Researchers mapped 6,000 eye proteins and developed an artificial intelligence-based "proteomic clock" to predict age. The study sheds light on accelerated aging in certain diseases and identifies proteins linked to Parkinson's disease, providing a path to early diagnosis. These findings could revolutionize precision medicine and clinical trial methods.
A research team has mapped nearly 6,000 proteins in different cell types in the eye by analyzing small eye drops routinely removed during surgery. In a recent study published in the journal Cell, researchers used artificial intelligence models to create a "proteomic clock" from this data that can predict the age of healthy people based on protein signatures.
The clock shows that diseases such as diabetic retinopathy and uveitis cause accelerated aging of specific cell types. Surprisingly, the researchers also detected proteins associated with Parkinson's disease in eye fluid, which they say may provide a way to diagnose Parkinson's disease earlier.
"The amazing thing about the eye is that we can look inside and see disease occurring in real time," said senior author Vinit Mahajan, a surgeon and professor of ophthalmology at Stanford University. "Our main focus is to correlate these anatomical changes with changes occurring at the molecular level within the patient's eye."
The eye is a difficult organ to sample in living patients because, like the brain, it is non-renewable, and taking a tissue biopsy would cause irreparable damage. Another method is to use liquid biopsy - taking a sample of fluid from near the cells or tissue in question.
While liquid biopsies can provide a snapshot of which proteins are present in a relevant area, so far they have been limited in their ability to measure large numbers of proteins in small volumes of fluid, nor can they provide information about which cells produce which proteins, which is important for diagnosing and treating disease.
Advanced protein mapping and discovery
To map the proteins produced by different types of cells in the eye, Mahajan's team used a high-resolution method to characterize proteins in 120 liquid biopsy samples taken from the eye fluid or vitreous of patients undergoing eye surgery. In total, they identified 5,953 proteins, ten times the number identified in previous similar studies. Using a software tool they developed called TEMPO, the researchers were able to trace each protein back to a specific cell type.

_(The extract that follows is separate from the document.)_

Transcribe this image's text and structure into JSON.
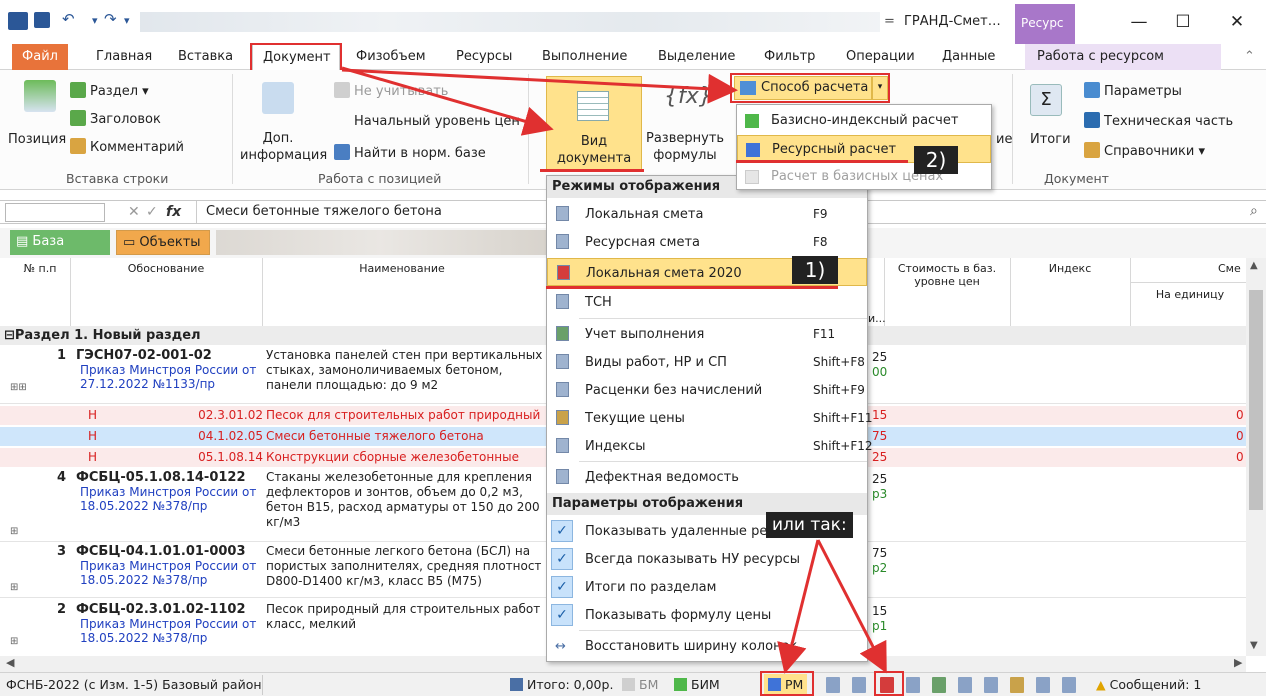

To study the relationship between disease and molecular aging, the researchers built an artificial intelligence machine learning model that could predict the molecular age of the eye based on a subset of 26 proteins. The model was able to accurately predict the age of healthy eyes but showed that the disease is associated with significant molecular aging. In the case of diabetic retinopathy, aging increases as the disease progresses, with patients with severe (proliferative) diabetic retinopathy aging as much as 30 years faster. These signs of aging are sometimes observed before patients develop clinical symptoms of the underlying disease and persist in patients who are successfully treated.
The researchers also detected several proteins associated with Parkinson's disease. These proteins are often discovered after death and cannot be detected by current diagnostic methods, which is one reason why diagnosing Parkinson's disease is so difficult. By screening eye fluid for these markers, Parkinson's disease can be diagnosed earlier and monitored for later treatment.
Impact and future directions
The authors say these results suggest that aging may be organ or even cell-specific, which could lead to advances in precision medicine and clinical trial design. "These findings suggest that our organs are aging at different rates," said lead author Julian Wolf, an ophthalmologist at Stanford University. "Using targeted anti-aging drugs may be the next step in preventive precision medicine."
"If we are going to use molecular therapies, we should characterize the molecules in the patient's body," Mahajan said. "I think reclassifying patients based on their molecular patterns and which cells are affected could really improve clinical trials, drug selection and drug efficacy."
Next, the researchers plan to characterize samples from more patients and a wider range of eye diseases. They also say their method could be used to characterize other difficult-to-sample tissues. For example, liquid biopsies of cerebrospinal fluid can be used to study or diagnose the brain, synovial fluid can be used to study joints, and urine can be used to study the kidneys.